We will not worry about memory usage at this point, since most of the memory used in these data structures is consumed by the data that we are storing. More technically, we would say that the memory use of a data structure containing N elements is on the order of $N$ size. However, some structures, such as doubly linked lists, must maintain both the next and previous pointers along with each element, so there can be a significant amount of memory overhead. That is something we should keep in mind, but only in cases where we are dealing with a large amount of data and are worried about memory usage.
When evaluating the processing time of a data structure, we are most concerned with the algorithms used to add, remove, access, and find elements in the data structure itself. There are a couple of ways we can evaluate these operations.
- Empirically – we can simply measure the real-world time it takes to perform these actions on the data we are expecting our program to process, and then review the results in a spreadsheet or plot them on a graph to compare them. This gives us a good idea of how well the program will work, but it does not give us a very deep understanding of why the data structure performs that way.

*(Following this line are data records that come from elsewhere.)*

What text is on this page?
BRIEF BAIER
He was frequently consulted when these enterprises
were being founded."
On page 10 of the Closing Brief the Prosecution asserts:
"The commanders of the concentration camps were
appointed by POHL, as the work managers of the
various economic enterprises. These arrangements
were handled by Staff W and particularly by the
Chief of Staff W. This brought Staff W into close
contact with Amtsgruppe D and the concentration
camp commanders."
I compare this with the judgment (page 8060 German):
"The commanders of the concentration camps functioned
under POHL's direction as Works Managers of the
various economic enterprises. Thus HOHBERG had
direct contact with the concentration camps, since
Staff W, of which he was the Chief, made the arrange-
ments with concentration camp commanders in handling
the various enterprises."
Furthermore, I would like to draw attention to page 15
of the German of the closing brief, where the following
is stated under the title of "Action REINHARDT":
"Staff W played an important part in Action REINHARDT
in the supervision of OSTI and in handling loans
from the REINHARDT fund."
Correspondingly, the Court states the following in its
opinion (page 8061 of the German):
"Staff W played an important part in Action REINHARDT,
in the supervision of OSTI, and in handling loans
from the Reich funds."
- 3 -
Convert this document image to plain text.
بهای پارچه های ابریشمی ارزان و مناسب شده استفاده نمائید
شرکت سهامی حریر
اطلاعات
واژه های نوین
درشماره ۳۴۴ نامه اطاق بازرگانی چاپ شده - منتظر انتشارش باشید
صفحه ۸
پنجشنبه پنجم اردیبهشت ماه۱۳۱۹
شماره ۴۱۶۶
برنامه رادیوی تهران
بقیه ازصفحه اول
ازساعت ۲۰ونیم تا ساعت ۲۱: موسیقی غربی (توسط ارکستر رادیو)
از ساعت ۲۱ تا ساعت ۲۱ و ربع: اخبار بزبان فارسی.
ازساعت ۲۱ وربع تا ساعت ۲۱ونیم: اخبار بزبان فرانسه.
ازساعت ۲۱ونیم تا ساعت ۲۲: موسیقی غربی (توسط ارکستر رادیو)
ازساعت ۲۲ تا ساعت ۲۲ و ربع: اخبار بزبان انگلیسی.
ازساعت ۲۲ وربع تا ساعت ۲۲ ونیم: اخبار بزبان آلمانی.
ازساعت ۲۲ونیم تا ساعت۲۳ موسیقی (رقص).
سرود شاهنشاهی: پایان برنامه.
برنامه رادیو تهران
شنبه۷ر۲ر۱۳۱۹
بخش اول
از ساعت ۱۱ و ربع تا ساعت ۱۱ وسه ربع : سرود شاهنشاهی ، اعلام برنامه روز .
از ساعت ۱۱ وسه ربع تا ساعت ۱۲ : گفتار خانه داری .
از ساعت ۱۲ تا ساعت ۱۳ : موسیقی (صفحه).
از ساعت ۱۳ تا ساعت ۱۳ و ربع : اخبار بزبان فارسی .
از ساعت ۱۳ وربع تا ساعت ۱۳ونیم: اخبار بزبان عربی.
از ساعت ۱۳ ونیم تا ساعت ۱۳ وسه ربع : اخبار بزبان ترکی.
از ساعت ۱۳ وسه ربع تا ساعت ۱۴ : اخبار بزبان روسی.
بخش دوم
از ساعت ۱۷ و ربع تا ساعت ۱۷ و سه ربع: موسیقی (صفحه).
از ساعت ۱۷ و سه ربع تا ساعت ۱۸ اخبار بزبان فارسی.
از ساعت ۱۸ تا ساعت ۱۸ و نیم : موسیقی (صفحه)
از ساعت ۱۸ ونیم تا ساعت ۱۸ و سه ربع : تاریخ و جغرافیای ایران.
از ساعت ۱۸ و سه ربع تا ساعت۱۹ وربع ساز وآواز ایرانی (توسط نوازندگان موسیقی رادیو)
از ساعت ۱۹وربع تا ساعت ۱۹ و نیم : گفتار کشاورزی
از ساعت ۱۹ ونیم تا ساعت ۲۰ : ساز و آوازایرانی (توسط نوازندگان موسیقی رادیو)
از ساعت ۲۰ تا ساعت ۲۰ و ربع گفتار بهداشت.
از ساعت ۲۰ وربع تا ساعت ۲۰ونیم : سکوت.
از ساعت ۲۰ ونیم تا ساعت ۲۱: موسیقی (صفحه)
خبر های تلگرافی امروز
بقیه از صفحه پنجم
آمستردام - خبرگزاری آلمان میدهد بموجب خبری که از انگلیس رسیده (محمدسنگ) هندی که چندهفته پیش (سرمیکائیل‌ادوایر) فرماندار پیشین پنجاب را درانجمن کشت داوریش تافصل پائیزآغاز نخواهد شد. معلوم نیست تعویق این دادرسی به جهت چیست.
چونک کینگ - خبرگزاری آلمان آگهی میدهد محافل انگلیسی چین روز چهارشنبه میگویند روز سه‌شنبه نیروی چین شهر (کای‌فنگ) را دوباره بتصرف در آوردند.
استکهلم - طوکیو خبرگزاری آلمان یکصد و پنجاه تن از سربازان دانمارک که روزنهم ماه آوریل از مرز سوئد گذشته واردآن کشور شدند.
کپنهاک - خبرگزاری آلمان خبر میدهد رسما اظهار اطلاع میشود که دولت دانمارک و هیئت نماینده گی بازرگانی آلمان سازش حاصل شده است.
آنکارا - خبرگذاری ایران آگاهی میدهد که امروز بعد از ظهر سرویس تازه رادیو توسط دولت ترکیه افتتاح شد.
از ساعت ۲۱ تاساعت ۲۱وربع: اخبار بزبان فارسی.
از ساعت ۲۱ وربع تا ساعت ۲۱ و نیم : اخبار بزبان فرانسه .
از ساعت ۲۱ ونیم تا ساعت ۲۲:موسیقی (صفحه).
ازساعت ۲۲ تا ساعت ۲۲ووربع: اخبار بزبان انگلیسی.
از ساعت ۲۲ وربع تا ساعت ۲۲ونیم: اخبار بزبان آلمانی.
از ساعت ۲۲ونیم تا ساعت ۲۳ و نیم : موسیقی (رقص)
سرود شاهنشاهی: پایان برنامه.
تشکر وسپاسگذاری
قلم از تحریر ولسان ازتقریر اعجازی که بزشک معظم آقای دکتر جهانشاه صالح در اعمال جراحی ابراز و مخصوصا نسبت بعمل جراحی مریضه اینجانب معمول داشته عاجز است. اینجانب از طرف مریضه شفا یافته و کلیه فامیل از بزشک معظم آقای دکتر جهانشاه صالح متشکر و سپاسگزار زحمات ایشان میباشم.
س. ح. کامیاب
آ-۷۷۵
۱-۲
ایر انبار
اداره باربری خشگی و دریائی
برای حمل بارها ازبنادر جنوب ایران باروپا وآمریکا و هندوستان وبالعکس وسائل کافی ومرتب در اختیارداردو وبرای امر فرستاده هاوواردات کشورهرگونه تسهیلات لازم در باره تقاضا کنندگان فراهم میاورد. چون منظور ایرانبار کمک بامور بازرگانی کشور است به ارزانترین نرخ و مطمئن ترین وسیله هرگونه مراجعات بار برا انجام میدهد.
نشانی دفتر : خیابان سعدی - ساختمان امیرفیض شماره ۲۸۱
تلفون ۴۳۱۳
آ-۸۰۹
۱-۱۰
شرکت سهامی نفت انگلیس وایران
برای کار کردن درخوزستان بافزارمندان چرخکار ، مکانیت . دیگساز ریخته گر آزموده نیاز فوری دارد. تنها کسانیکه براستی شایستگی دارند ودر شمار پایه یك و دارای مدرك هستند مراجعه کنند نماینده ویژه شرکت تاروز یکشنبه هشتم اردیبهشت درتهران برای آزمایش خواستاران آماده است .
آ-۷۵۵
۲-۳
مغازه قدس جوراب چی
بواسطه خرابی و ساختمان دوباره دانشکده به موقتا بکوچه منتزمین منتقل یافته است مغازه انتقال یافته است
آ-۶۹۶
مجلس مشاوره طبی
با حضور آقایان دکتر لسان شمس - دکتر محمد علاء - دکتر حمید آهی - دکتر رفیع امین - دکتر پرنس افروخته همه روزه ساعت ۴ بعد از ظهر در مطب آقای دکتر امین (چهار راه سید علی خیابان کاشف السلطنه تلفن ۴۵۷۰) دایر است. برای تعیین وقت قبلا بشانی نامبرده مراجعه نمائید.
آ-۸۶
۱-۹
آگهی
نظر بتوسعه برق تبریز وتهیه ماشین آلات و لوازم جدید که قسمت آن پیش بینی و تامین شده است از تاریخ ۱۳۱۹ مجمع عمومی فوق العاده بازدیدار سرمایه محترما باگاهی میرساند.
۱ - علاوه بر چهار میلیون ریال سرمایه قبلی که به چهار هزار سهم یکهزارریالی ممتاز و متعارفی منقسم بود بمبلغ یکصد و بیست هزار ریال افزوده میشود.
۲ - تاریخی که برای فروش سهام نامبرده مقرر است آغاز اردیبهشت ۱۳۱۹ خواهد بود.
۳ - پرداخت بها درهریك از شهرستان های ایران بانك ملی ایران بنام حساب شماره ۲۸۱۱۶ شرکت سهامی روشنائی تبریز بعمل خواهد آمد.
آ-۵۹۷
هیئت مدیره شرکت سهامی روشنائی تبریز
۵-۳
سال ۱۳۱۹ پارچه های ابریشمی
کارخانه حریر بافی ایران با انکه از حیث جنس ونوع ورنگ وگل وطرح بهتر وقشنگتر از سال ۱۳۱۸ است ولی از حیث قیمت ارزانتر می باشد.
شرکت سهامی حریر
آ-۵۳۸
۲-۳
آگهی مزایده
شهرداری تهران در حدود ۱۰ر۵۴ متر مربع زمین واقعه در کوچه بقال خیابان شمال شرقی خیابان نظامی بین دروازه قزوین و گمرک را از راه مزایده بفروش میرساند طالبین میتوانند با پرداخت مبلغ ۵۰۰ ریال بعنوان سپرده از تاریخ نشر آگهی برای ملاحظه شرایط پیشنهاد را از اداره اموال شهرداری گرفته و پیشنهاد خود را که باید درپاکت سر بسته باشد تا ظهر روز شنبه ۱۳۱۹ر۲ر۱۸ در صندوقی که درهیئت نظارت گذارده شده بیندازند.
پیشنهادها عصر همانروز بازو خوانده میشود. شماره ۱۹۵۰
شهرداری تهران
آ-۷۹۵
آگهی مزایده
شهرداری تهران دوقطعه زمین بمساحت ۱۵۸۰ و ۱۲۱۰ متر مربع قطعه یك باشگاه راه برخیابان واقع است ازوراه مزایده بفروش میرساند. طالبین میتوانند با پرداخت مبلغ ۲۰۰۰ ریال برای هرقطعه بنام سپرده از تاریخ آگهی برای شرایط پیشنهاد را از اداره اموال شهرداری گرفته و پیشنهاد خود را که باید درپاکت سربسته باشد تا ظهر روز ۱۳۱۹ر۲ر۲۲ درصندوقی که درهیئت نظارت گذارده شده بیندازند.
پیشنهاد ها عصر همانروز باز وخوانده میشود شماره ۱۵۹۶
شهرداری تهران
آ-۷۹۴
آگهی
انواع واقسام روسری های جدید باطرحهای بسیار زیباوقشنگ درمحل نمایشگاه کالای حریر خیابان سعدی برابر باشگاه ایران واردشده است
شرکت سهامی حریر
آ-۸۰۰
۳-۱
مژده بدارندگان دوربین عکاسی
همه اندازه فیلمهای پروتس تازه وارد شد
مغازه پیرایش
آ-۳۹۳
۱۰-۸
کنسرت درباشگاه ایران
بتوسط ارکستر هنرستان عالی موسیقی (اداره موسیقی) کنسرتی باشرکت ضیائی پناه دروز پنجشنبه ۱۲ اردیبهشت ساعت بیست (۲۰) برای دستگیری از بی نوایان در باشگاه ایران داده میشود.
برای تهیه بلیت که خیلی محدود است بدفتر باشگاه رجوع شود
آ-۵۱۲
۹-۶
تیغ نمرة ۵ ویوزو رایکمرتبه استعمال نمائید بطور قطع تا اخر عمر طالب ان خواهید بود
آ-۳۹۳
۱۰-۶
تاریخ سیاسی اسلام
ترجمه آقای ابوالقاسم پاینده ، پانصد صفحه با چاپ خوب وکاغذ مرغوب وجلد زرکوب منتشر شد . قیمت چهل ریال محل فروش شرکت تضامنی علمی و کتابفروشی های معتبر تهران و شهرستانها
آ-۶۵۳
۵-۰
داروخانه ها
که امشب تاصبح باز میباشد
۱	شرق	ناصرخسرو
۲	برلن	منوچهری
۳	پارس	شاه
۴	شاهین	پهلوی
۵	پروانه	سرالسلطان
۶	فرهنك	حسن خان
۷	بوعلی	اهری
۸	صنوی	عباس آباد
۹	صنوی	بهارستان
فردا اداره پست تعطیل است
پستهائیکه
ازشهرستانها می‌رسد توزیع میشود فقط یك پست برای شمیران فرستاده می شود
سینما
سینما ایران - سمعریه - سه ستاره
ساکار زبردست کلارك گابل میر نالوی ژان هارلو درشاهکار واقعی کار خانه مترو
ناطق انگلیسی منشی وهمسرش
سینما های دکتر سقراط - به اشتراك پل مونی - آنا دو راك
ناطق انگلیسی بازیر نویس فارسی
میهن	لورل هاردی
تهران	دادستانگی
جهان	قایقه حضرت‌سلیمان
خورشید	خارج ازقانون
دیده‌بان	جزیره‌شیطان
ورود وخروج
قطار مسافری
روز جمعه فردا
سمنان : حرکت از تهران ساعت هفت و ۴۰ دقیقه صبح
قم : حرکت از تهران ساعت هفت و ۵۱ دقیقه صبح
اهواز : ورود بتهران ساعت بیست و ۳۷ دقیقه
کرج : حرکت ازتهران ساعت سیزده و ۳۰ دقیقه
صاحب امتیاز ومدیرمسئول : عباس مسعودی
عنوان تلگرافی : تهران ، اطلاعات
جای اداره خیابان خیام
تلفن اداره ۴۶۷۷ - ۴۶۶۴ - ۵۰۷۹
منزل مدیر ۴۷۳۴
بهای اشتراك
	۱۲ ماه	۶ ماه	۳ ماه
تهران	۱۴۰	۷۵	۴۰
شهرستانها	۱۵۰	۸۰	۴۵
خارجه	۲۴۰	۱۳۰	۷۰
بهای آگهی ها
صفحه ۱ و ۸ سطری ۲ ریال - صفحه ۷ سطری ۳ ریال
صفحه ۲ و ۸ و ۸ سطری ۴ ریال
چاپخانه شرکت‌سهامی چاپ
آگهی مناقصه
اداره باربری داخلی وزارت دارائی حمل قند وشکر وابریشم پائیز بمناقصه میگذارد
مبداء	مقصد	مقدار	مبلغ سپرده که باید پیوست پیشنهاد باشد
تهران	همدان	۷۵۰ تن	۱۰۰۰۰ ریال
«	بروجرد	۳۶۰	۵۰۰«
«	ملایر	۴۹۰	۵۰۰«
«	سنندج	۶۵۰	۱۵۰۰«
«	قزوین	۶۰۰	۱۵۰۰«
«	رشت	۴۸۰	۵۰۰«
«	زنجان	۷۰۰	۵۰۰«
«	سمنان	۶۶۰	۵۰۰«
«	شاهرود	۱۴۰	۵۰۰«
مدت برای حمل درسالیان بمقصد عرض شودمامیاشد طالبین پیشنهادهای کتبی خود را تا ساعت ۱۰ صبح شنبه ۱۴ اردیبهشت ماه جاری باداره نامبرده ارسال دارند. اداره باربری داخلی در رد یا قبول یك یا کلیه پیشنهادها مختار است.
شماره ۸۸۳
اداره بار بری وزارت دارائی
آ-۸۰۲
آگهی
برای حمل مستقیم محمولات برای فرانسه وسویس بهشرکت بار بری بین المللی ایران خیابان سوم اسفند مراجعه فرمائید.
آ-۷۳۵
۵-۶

- Mathematically – the other option is to mathematically evaluate the algorithm by reviewing the code and determining the order of time it takes relative to the size of the input. While this does not give us an actual, real-world value for the time it takes to perform an operation, it allows us to easily compare different operations and data structures based on how they’d perform given the same size of input. We typically discuss both the best-case and worst-case processing times for each operation.
Throughout this course, we have included mathematical descriptions of the processing time of most major operations on the data structures we have covered.